A fiscalização considerará o total de contratações realizadas pela chapa, incluindo candidatos a vice e suplentes. No caso dos partidos, o cálculo será feito com base na soma de todas as candidaturas da legenda.
O TSE informou que o descumprimento das regras poderá configurar corrupção eleitoral e fundamentar investigações por abuso de poder econômico, com possibilidade de indeferimento ou cassação de registros e diplomas.

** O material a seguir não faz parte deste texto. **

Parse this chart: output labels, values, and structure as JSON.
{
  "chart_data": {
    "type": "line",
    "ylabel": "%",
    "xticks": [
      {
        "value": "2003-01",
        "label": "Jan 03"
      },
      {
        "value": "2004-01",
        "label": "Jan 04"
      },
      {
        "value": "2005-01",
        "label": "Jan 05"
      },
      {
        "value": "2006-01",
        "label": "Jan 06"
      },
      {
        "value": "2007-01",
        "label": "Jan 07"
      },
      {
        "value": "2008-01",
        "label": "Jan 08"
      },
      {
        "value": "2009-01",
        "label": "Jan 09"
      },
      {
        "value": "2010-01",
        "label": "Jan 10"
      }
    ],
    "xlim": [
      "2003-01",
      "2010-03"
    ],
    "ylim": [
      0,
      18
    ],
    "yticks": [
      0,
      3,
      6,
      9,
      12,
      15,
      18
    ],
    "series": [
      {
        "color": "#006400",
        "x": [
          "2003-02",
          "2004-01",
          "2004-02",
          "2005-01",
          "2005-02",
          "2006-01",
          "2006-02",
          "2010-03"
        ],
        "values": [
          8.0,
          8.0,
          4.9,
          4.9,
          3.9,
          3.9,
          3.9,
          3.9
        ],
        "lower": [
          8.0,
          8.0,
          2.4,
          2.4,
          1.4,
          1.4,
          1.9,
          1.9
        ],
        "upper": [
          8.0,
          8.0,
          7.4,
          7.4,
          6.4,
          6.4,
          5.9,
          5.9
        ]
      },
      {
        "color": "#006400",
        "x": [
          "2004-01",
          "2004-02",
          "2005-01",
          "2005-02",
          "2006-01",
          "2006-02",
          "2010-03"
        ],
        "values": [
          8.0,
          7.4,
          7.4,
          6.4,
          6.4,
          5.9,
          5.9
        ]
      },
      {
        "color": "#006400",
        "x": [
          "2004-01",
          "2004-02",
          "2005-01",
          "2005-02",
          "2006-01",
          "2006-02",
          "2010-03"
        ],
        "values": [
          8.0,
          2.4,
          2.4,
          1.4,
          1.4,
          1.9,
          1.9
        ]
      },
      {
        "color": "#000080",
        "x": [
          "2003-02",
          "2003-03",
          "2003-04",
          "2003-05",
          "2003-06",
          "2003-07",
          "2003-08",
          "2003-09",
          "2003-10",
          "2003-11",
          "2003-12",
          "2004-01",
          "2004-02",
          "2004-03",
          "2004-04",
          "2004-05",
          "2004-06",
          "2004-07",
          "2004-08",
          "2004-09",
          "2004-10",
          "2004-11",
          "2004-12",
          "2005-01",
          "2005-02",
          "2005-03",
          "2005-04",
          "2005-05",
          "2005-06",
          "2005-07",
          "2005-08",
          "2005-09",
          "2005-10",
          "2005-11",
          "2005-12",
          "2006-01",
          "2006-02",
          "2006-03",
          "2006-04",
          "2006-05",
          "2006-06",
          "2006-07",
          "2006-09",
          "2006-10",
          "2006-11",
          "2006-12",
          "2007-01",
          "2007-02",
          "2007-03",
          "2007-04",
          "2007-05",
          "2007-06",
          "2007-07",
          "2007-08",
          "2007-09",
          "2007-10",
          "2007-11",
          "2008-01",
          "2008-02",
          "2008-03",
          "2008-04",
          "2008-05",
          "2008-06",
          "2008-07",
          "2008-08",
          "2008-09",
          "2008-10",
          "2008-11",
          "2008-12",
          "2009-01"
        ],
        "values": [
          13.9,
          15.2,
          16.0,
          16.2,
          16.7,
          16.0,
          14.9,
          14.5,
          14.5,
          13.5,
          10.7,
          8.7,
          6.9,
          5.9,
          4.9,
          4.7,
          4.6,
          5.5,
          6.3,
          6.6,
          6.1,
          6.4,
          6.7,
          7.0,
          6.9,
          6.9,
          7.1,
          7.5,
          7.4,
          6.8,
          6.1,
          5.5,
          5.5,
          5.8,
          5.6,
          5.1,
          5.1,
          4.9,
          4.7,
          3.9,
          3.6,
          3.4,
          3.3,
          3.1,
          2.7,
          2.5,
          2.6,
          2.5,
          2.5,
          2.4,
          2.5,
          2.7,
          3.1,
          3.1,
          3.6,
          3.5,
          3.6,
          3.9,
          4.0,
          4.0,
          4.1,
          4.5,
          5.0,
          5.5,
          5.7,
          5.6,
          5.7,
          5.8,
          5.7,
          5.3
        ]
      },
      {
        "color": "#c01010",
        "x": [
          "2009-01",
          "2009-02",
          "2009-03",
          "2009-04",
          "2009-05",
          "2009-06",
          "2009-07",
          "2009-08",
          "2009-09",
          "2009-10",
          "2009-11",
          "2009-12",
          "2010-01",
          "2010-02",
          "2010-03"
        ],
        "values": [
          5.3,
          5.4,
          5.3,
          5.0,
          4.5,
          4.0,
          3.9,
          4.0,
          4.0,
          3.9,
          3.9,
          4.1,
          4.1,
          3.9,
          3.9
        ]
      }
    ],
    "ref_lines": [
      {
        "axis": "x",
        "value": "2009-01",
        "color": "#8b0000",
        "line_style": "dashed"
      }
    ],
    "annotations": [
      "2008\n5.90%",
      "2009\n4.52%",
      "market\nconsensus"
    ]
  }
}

A portaria não inclui no limite de contratações militantes voluntários, equipes administrativas, fiscais e delegados dos partidos, além de advogados e assessores jurídicos. O tribunal também manteve o limite de 10% para gastos com alimentação das equipes e de 20% para despesas com aluguel de veículos em relação ao total declarado pela campanha.